FORECAST_OUTPUT_FILE = f'{batch_prediction_job.output_info.gcs_output_directory}/predictions_1.csv'

df_forecast_output = pd.read_csv(FORECAST_OUTPUT_FILE, index_col='DATE', parse_dates=True).sort_values('DATE')

df_forecast_output.head()

In [None]:
# We will now create a dataframe that contains the actual and predicted values for comparison.

df_estimate = df[['DEXUSUK']]

df_counterfactual = df_estimate.copy().rename(columns={'DEXUSUK':'predicted_DEXUSUK'})
df_counterfactual.loc[df_counterfactual.index.isin(df_estimate.index), 'predicted_DEXUSUK'] = df_forecast_output['predicted_DEXUSUK']

df_estimate = pd.merge(df_estimate, df_counterfactual, on='DATE')
df_estimate

## Plot the forecast

In [None]:
fig, ax = plt.subplots()
fig.set_figwidth(20)
ax.plot(df_estimate[df_estimate.index >= POST_PERIOD[0] - timedelta(days=3 * POST_PERIOD_LENGTH)])
ax.fill_between(df_estimate.index, df_estimate.DEXUSUK, df_estimate.predicted_DEXUSUK, color='lightblue')

plt.title('Comparison of actual and predicted US/UK exchange rate')
plt.legend(df_estimate.columns)
plt.show()

## Calculate summary statistics

In [None]:
df_post_period = df_estimate[df_estimate.index >= POST_PERIOD[0]]

mean_actual = df_post_period.DEXUSUK.mean()
mean_predicted = df_post_period.predicted_DEXUSUK.mean()

print(f'Actual US/UK exchange rate:    {round(mean_actual, 3)}') 
print(f'Predicted US/UK exchange rate: {round(mean_predicted, 3)}')

auc = (df_post_period.DEXUSUK - df_post_period.predicted_DEXUSUK).sum()
ate = auc / len(df_post_period.index)

print(f'Average treatment effect:     {round(ate, 3)}')
print(f'Relative treatment effect:    {round(ate/mean_predicted * 100, 3)}%')

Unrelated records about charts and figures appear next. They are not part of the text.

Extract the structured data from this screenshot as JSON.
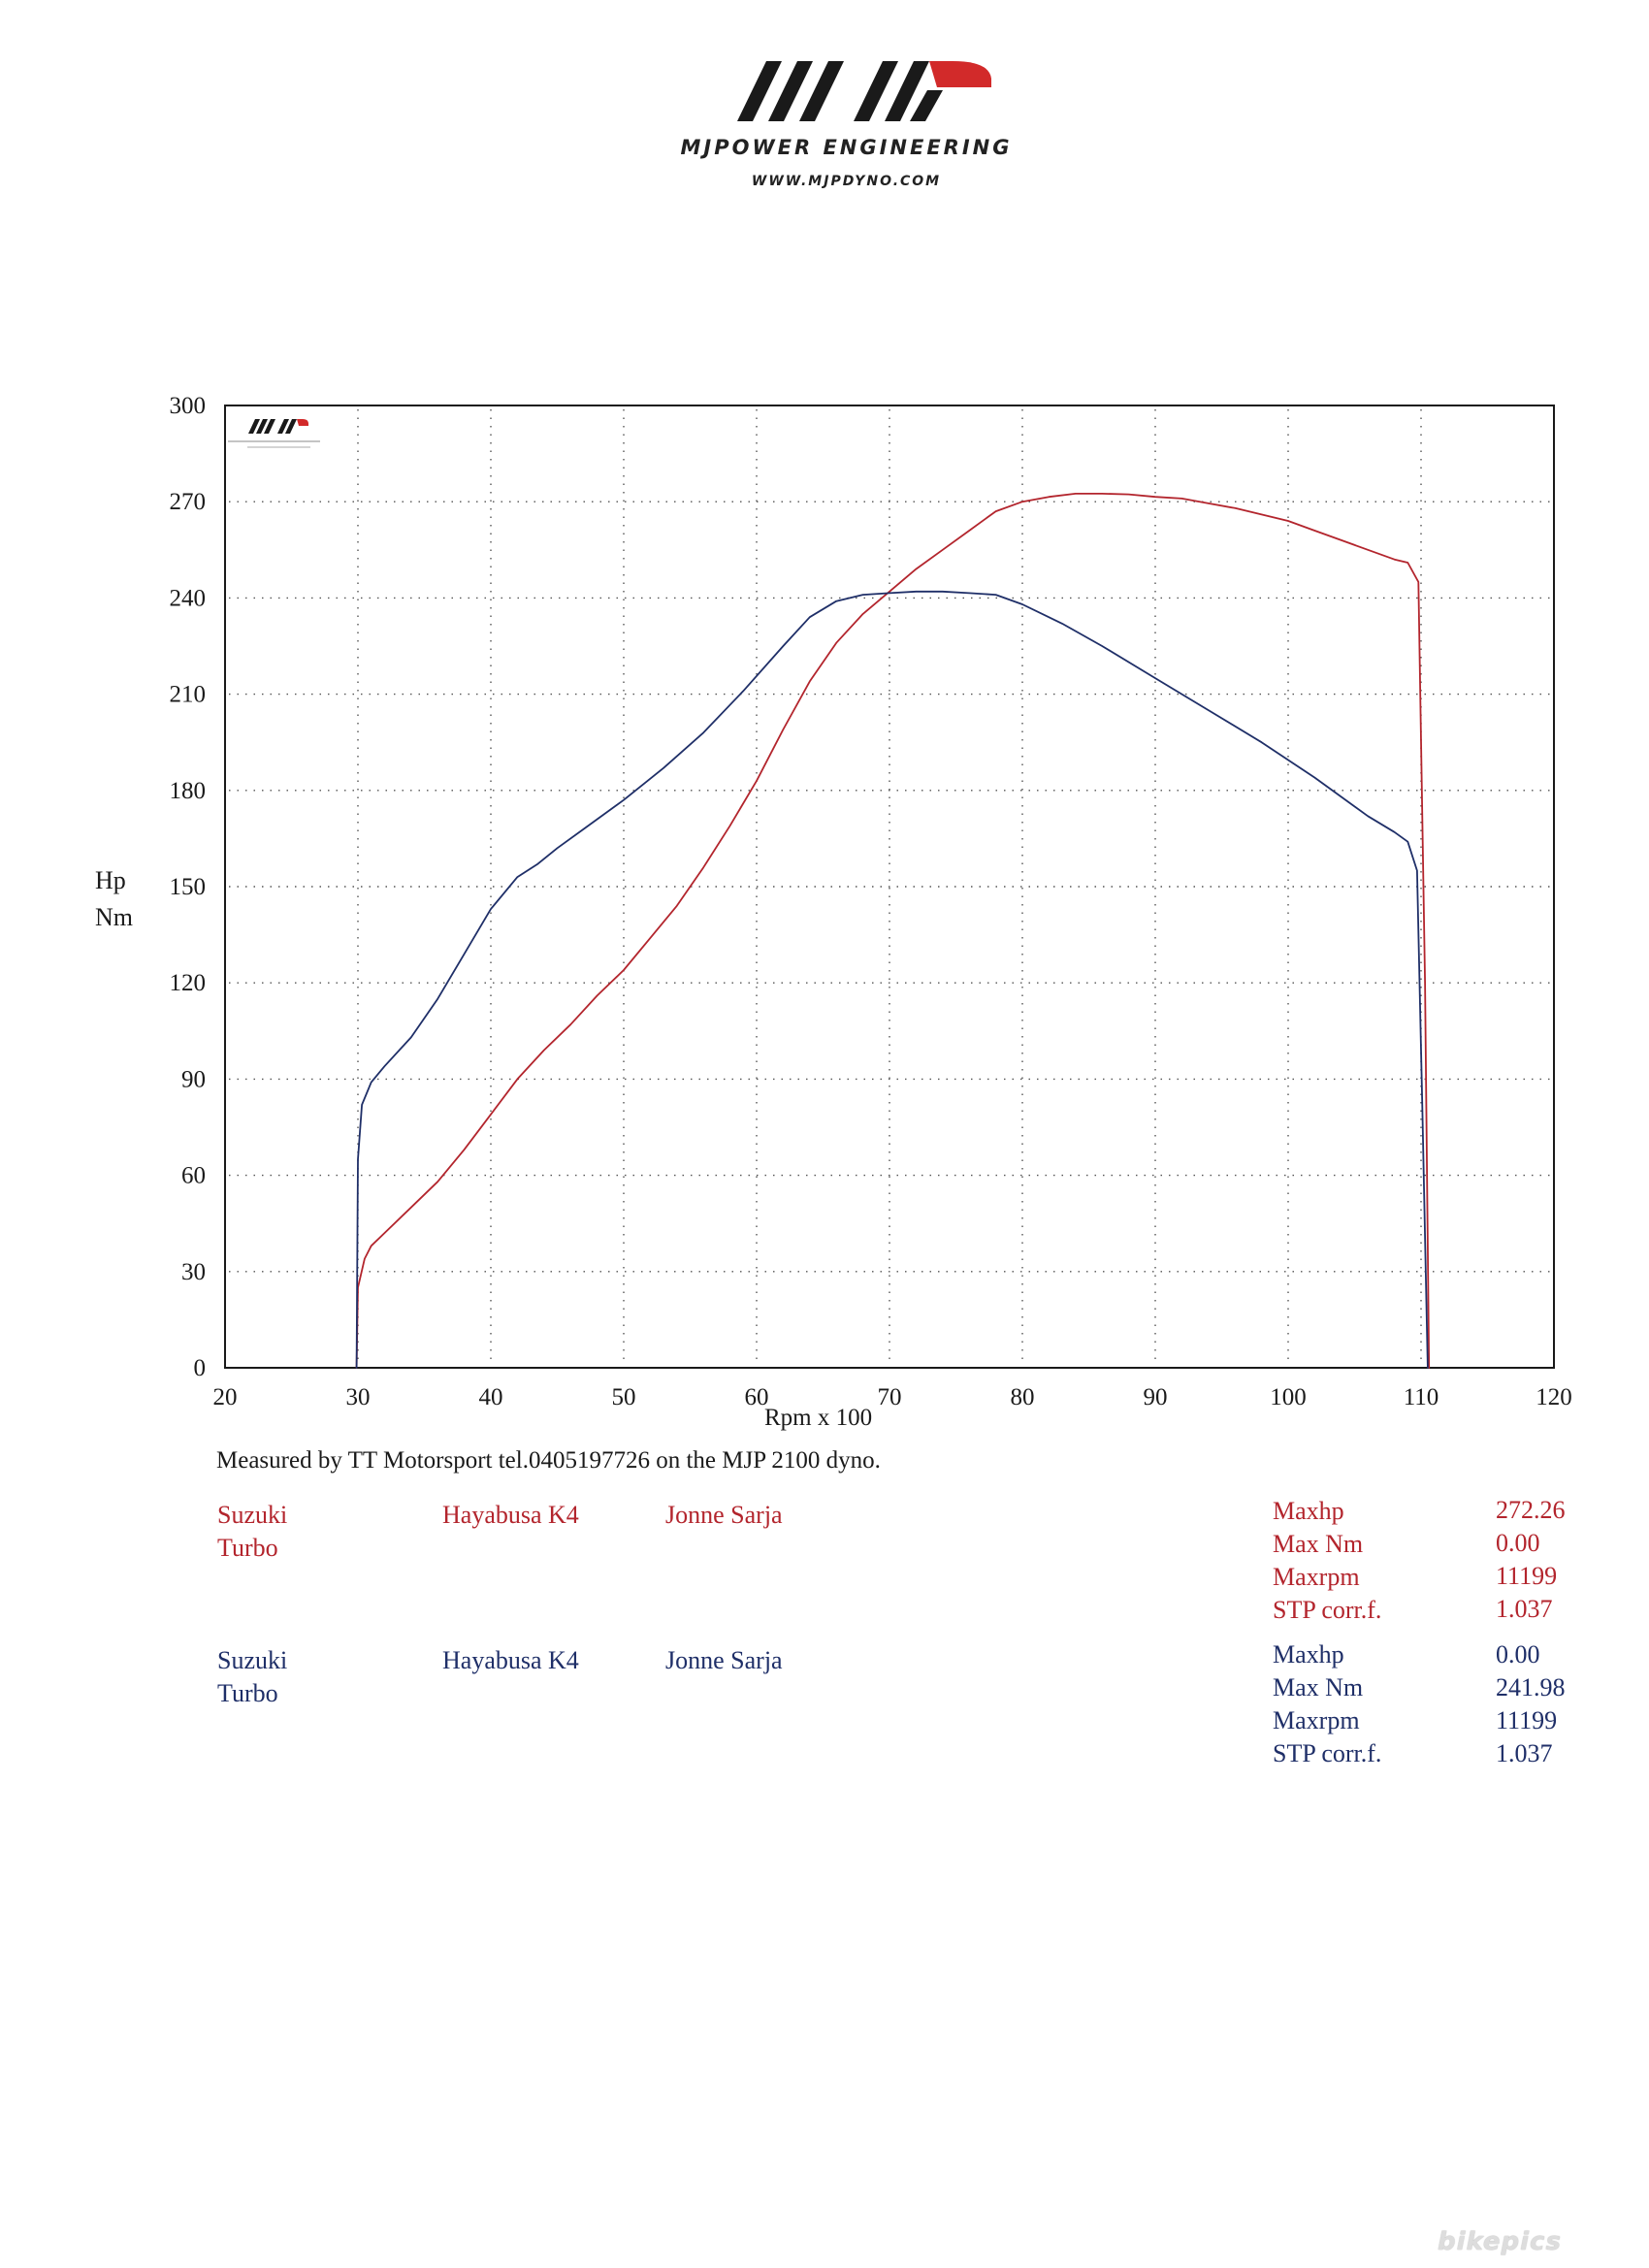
{
  "header": {
    "brand_name": "MJPOWER ENGINEERING",
    "url": "WWW.MJPDYNO.COM"
  },
  "chart_data": {
    "type": "line",
    "xlabel": "Rpm x 100",
    "ylabel": [
      "Hp",
      "Nm"
    ],
    "xlim": [
      20,
      120
    ],
    "ylim": [
      0,
      300
    ],
    "x_ticks": [
      20,
      30,
      40,
      50,
      60,
      70,
      80,
      90,
      100,
      110,
      120
    ],
    "y_ticks": [
      0,
      30,
      60,
      90,
      120,
      150,
      180,
      210,
      240,
      270,
      300
    ],
    "grid": true,
    "series": [
      {
        "color": "#b3252d",
        "x": [
          29.9,
          30,
          30.5,
          31,
          32,
          34,
          36,
          38,
          40,
          42,
          44,
          46,
          48,
          50,
          52,
          54,
          56,
          58,
          60,
          62,
          64,
          66,
          68,
          70,
          72,
          74,
          76,
          78,
          80,
          82,
          84,
          86,
          88,
          90,
          92,
          94,
          96,
          98,
          100,
          102,
          104,
          106,
          108,
          109,
          109.8,
          110.3,
          110.6
        ],
        "y": [
          0,
          25,
          34,
          38,
          42,
          50,
          58,
          68,
          79,
          90,
          99,
          107,
          116,
          124,
          134,
          144,
          156,
          169,
          183,
          199,
          214,
          226,
          235,
          242,
          249,
          255,
          261,
          267,
          270,
          271.5,
          272.5,
          272.5,
          272.3,
          271.5,
          271,
          269.5,
          268,
          266,
          264,
          261,
          258,
          255,
          252,
          251,
          245,
          120,
          0
        ]
      },
      {
        "color": "#1f2f68",
        "x": [
          29.9,
          30,
          30.3,
          31,
          32,
          34,
          36,
          38,
          40,
          42,
          43.5,
          45,
          47,
          50,
          53,
          56,
          59,
          62,
          64,
          66,
          68,
          70,
          72,
          74,
          76,
          78,
          80,
          83,
          86,
          90,
          94,
          98,
          102,
          106,
          108,
          109,
          109.7,
          110.1,
          110.5
        ],
        "y": [
          0,
          65,
          82,
          89,
          94,
          103,
          115,
          129,
          143,
          153,
          157,
          162,
          168,
          177,
          187,
          198,
          211,
          225,
          234,
          239,
          241,
          241.5,
          242,
          242,
          241.5,
          241,
          238,
          232,
          225,
          215,
          205,
          195,
          184,
          172,
          167,
          164,
          155,
          80,
          0
        ]
      }
    ]
  },
  "measured_note": "Measured by TT Motorsport tel.0405197726 on the MJP 2100 dyno.",
  "run_red": {
    "make": "Suzuki",
    "variant": "Turbo",
    "model": "Hayabusa K4",
    "owner": "Jonne Sarja",
    "stats": [
      {
        "label": "Maxhp",
        "value": "272.26"
      },
      {
        "label": "Max Nm",
        "value": "0.00"
      },
      {
        "label": "Maxrpm",
        "value": "11199"
      },
      {
        "label": "STP corr.f.",
        "value": "1.037"
      }
    ]
  },
  "run_blue": {
    "make": "Suzuki",
    "variant": "Turbo",
    "model": "Hayabusa K4",
    "owner": "Jonne Sarja",
    "stats": [
      {
        "label": "Maxhp",
        "value": "0.00"
      },
      {
        "label": "Max Nm",
        "value": "241.98"
      },
      {
        "label": "Maxrpm",
        "value": "11199"
      },
      {
        "label": "STP corr.f.",
        "value": "1.037"
      }
    ]
  },
  "watermark": "bikepics"
}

### Estimate effect with tfcausalimpact

We've already gone through data preprocessing steps, so it should be straightforward to pass in inputs into the [tfcausalimpact library](https://github.com/WillianFuks/tfcausalimpact), which uses [TensorFlow Probability](https://www.tensorflow.org/probability). It provides prediction intervals, to enable hypothesis testing on the significance of the treatment effect. 

In [None]:
ci = CausalImpact(df[['DEXUSUK', 'DEXUSEU']], PRE_PERIOD, POST_PERIOD)
print(ci.summary())
print(ci.summary(output='report'))
ci.plot()

## Conclusion

In this notebook, we walked through how to estimate the effect of an intervention. We used 2 methods to generate the counterfactual, or synthetic control, that allows us to compare the outcomes with and without the treatment.